Einsatzkräfte der Spurensicherung haben im Haus der Familie Spuren gesichert. | Bild: Christoph Schmidt/dpa

Ein Detail warf nach der Bergung des toten Mädchens Fragen auf. Angehörige hatten zunächst angegeben, dass die Zweijährige bei ihrem Verschwinden nur mit einem Schlafanzug bekleidet war. Als die Beamten sie fanden, war sie hingegen vollständig angezogen. Sie habe Alltagskleidung und Turnschuhe getragen, sagt Staatsanwalt Stengel.

Wie es dazu kam, soll in weiteren Ermittlungen aufgeklärt werden. Insbesondere müsse man jedoch herausfinden, wann und wie das Mädchen zum Fluss gekommen war, heißt es weiter.

Das mögliche Strafmaß ist ungewiss

Was auf die Mutter zukommen könnte, sollte sich der Verdacht gegen sie betätigen, diese Frage kann der Staatsanwalt pauschal nicht beantworten. „Das Gesetz sieht eine Geld- oder Freiheitsstrafe bis fünf Jahre vor“, so Stengel.

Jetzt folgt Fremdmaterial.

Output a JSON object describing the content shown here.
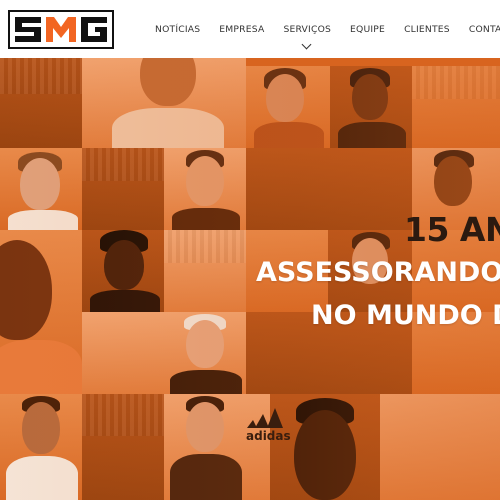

Sollte sich aber herausstellen, dass es ein tragischer Unglücksfall war – bei dem die Verletzung der Aufsichtspflicht nur eine untergeordnete Rolle spiele –, könne von einer Strafe auch gänzlich abgesehen werden. Ronny Stengel: „Durch den Tod des Kindes ist die Mutter schon gestraft genug.“

Das ist nicht etwa die subjektive Einschätzung des Staatsanwalts, sondern festgeschrieben in Paragraf 60 des Strafgesetzbuchs: „Das Gericht sieht von Strafe ab, wenn die Folgen der Tat, die den Täter getroffen haben, so schwer sind, dass die Verhängung einer Strafe offensichtlich verfehlt wäre.“

Bei der Gemeinde Bingen – hier Bürgermeister Jochen Fetzer – sind etliche Spenden für die Familie eingegangen, die ihre ...
Bei der Gemeinde Bingen – hier Bürgermeister Jochen Fetzer – sind etliche Spenden für die Familie eingegangen, die ihre Tochter verloren hat. | Bild: Christoph Schmidt/dpa

Der Tod des kleinen Mädchens war deutschlandweit in den Schlagzeilen. Bestürzung und Anteilnahme sind riesig, nicht nur in Bingen. Zahlreiche Menschen hätten sich sogar bei der Gemeinde gemeldet, wie Kämmerer Robert Kromer erzählt. Wohl mit dem Bedürfnis, die Familie zu unterstützen, wenn auch nur mit einer kleinen Spende. „Auch aus dem weiteren Umkreis kamen Anfragen mit: Wie können wir helfen?“, sagt er.

Schließlich habe man die Möglichkeit geschaffen, Geld auf das Konto der Gemeinde zu spenden. Zwischen 40 und 60 Einzelspenden seien dort unterdessen eingegangen, schätzt Kromer. Nach Weihnachten soll das Geld an die Familie des verstorbenen Mädchens ausgezahlt werden.